Sometimes the creative team can bully you into a certain design, certain copy, certain concept. They know what’s hip, what’s cutting edge (again, that’s why you hired them, right?). So while your gut might be telling you that a web banner with a skull and crossbones might not be the best choice for your new all-natural nutritional elixir, the lead designer can often sway you with talk of white space, font choice, primary colors and other stuff to make you second-guess yourself. They might even make you think that you’re being too cliché. Too old-fashioned. Not daring enough.

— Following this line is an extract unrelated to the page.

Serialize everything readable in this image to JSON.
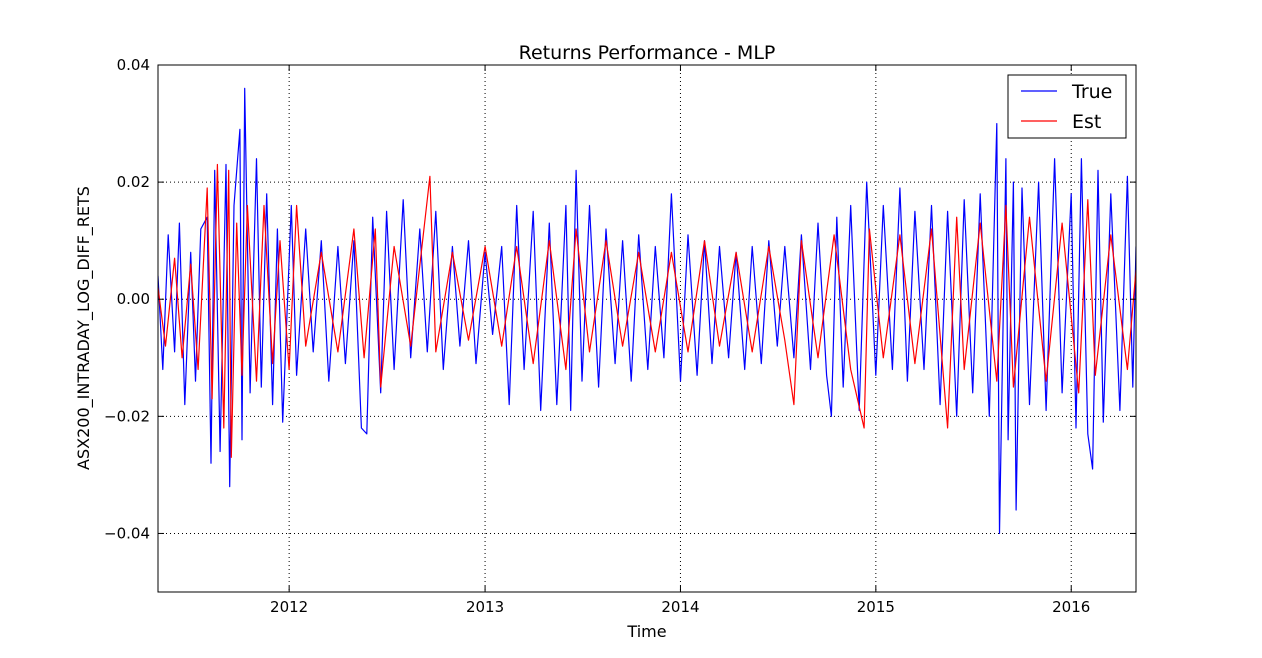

So here’s the point, Marketer: don’t allow your creatives to miss the forest for the trees (too cliché?). Don’t let their drive to be “creative” intimidate you away from making the project a business success. Don’t let their brainstorming turn into a natural disaster. And never let them convince you that they’re in charge. You are in charge of making the idea successful, and design is a piece of that puzzle. Albeit a very important piece, but a piece, nonetheless. If the piece they’re giving you doesn’t fit the puzzle you’re working on, get them to make you one that does.

A well-designed bad idea will be nominally successful at best. Focus on the idea. Focus on the end-goal. When the starting point and the ending point are clear, you can confidently lead all your supporters (esp. the creatives) toward that goal with ample latitude but with a resoluteness that is essential to anything substantial. And that’s what they’re looking for, Marketer.

p.s. The creatives are actually a big part of your success, so don’t completely ignore them. That’s another post, though.

Blogging vs. Advertising

Brian brings it back to the future with this post, The David Ogilvy Playbook for Business Blogging. In a nutshell, as we’re all learning, stop shouting at people to be your customer and start a conversation with them so they want to be your customer.